Although the current landscape for travel remains uncertain, Ms Williams says she has “hope” holidays will return.

Particularly because tourism “is a lifeline for many destinations and tourism businesses that rely on British tourism.”

Already a number of hoteliers and tourism organisations have put in place measures to keep their staff and customers safe during the pandemic.

“There are a huge range of initiatives that have rolled out, for example, a number of Spanish regions have begun offering their own free travel insurance which covers foreign visitors in the event of a Covid-19 infection,” said Ms McWilliams.
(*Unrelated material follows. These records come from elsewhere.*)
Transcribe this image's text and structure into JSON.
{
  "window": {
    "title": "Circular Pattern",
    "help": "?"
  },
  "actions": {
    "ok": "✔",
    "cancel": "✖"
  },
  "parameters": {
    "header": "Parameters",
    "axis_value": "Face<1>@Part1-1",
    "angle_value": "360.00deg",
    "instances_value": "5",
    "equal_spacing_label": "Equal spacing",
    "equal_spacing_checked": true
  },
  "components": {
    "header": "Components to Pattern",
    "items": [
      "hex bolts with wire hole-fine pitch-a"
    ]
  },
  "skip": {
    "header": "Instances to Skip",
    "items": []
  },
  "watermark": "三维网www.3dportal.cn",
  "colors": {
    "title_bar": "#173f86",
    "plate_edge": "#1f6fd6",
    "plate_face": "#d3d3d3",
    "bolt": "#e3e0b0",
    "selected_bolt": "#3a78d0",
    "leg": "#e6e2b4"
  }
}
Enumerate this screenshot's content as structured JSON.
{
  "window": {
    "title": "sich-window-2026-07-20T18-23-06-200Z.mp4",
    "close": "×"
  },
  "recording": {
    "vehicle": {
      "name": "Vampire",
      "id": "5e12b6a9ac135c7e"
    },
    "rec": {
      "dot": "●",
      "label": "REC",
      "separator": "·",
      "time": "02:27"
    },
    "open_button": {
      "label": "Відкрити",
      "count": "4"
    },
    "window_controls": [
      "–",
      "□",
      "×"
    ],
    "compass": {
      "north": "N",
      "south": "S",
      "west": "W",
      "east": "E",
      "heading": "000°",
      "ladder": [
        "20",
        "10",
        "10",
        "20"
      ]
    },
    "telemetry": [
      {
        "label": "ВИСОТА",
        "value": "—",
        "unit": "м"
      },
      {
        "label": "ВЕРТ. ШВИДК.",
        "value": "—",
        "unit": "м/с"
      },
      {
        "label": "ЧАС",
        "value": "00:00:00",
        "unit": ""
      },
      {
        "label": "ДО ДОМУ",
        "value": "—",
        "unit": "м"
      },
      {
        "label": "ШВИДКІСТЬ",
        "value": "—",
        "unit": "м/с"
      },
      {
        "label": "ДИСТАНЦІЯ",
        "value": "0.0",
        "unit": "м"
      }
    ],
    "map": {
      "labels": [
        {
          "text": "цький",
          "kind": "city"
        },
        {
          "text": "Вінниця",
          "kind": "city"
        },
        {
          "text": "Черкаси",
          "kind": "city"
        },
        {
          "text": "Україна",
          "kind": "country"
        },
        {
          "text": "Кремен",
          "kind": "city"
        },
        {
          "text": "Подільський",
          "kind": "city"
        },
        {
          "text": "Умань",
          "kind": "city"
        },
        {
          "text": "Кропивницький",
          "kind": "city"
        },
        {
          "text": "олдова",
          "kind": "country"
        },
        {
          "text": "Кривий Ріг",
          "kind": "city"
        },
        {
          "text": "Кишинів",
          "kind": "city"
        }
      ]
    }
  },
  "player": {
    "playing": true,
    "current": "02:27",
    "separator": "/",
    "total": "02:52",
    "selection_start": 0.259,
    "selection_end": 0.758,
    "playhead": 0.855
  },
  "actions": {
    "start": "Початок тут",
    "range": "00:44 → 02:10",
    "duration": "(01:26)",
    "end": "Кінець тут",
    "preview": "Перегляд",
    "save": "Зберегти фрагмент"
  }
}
“Andalucía, the Balearic Islands and the Costa Cálida – Region of Murcia are all offering free travel insurance to foreign visitors who stay in regulated tourist accommodation.

“The policies vary in the finer details but all cover medical, surgical and hospitalisation expenses, medical expenses for transportation and repatriation, as well as the costs of extending a stay at a regulated accommodation.”

She continued: “Many large Spanish hotel companies, such as Palladium Hotel Group, have started providing testing on-site to make the whole process a little smoother for those requiring a test prior to returning to the UK, while on a practical level Spanish tourism business – including restaurants and bars are embracing technology to minimise physical transactions.”

As a result, Ms McWilliams is confident Spain and its archipelagos are “safe” tourist destinations.

“My personal feeling is that Spain, the Balearic Islands and the Canary Islands have an exceptional infrastructure to ensure residents and visitors are well looked after,” she said.

“The COVID figures have gone up recently but for the most part, this is amongst young people who are not displaying harmful symptoms.

“The hospitals are not under pressure and the Spanish tourism industry has put in place a wide range of measures to minimise any risk of infection.”

In order to get holidays back up and running, the expert believes the answer lies in “more affordable testing.”

She said: “This continues to be a barrier for many people.

“A survey conducted in June by travel insurer Battleface said Britons are now prepared to pay £61 on average for all necessary testing in order to take a holiday.”

Although Ms McWilliam’s says the tourism industry is keen to welcome back holidaymakers, she also recognises the uncertainty ever-changing rules pose.

“As the rates have gone up, I think travellers need to make their own informed decision as to whether or not they are prepared to travel based on their own personal circumstances,” she concluded.